If we concede this, though, then we've knocked down the central justification for GOP policies, which is that tax cuts have enormous effects on the economy. If economic growth is mostly driven by things other than fiscal policy, then we can return to the slightly higher upper-bracket tax rates of the Clinton era and have lower deficits, stronger government benefits for the non-rich, with little or no trade-off for economic growth.


So the conservative argument fundamentally depends upon denying the 1990s. There is a two-step process here. The first step is deviously brilliant: Insist that undoing the Bush tax cuts would be some radical new left-wing experiment that's never been tried before in this country. When Hillary Clinton proposed to restore the top tax rate to where it stood before 2001, Lawrence Kudlow fulminated, "This is France before Sarzoky stuff." Mitt Romney said, "I don't think that her platform would get her elected president of France, let alone president of this country." (This was in keeping with the line of attack a Romney strategy document neatly summarized as "Hillary=France.") Now, you might think that, if any comparison could be drawn from a plan to bring tax rates in the United States back to where they were in the '90s, it would be to ... the United States in the '90s. But conservatives understand that this would not be sufficiently frightening, so they've decided that France is the more apt parallel.


Having successfully severed the '90s from the administration that presided over them, the second step is to suture those years onto the Republican record. Numerous conservatives, most prominently Kudlow, have begun speaking of the "twenty-five-year Reagan boom." (Note that conservatives like Kudlow are able to assert this while simultaneously asserting that, if we reinstated the policies that held sway during the most prosperous stretch of that 25-year boom, we would be just like France.)


A related trick is to find ever more statistically creative ways of giving George W. Bush credit for the '90s.
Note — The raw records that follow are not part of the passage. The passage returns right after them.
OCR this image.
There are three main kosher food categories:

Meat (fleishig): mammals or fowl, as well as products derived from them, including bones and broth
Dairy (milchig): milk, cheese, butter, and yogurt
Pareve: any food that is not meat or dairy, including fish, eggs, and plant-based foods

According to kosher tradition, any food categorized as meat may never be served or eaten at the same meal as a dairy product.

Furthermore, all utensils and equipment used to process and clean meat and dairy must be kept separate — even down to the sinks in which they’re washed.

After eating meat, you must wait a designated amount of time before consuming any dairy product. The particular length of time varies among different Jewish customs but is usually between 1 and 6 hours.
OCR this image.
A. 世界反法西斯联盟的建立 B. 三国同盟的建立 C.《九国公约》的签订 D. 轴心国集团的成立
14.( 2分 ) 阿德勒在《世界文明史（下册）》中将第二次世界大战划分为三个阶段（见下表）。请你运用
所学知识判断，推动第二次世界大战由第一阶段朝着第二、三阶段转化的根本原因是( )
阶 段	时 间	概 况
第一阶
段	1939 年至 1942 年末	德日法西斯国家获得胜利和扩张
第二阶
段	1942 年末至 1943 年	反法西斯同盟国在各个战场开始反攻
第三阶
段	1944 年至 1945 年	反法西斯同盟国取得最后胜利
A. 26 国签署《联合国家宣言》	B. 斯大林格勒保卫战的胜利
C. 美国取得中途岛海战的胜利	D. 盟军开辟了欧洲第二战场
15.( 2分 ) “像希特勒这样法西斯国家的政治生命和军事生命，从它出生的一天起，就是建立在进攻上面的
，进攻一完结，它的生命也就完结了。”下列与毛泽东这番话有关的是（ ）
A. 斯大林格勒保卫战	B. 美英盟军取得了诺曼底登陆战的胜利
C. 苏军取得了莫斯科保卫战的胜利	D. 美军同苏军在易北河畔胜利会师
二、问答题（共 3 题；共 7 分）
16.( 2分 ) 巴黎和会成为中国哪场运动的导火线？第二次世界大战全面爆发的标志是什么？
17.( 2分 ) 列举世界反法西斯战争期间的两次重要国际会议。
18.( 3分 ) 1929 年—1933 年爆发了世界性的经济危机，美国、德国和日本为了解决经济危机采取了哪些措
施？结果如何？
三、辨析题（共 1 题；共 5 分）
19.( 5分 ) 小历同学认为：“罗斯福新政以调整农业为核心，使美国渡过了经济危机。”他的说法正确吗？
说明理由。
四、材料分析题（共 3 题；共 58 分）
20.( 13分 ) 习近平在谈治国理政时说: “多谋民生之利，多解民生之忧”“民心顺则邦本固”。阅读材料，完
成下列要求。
Earlier this year, Republican Senator Judd Gregg asked the Congressional Budget Office to calculate how low-income families with children fared since 1991. Why since 1991? That way it would lump together eight years of low-wage growth with the four years of low-wage decline that followed. Sure enough, the study found those families enjoyed sharply higher income through the '90s and then have seen their income drop ever since. The Wall Street Journal editorial page seized upon this finding to declare that "the poor have been getting less poor."


Earlier this summer, visiting American Enterprise Institute scholar Arthur C. Brooks pulled the same trick. He triumphantly noted that poor- and middle- income workers have seen their incomes rise "between 1993 and 2003"--yes, eight of those ten years took place on Clinton's watch, before incomes for the poor started to drop--then proceeded to flay liberals for being obsessed with inequality. This elementary-level statistical legerdemain was considered so insightful that both City Journal and the Journal editorial page decided to print it. Perhaps those esteemed right-wing publications will also be interested to learn that Barry Bonds and I have combined to hit 762 home runs, which surely qualifies me as the greatest baseball player of all time.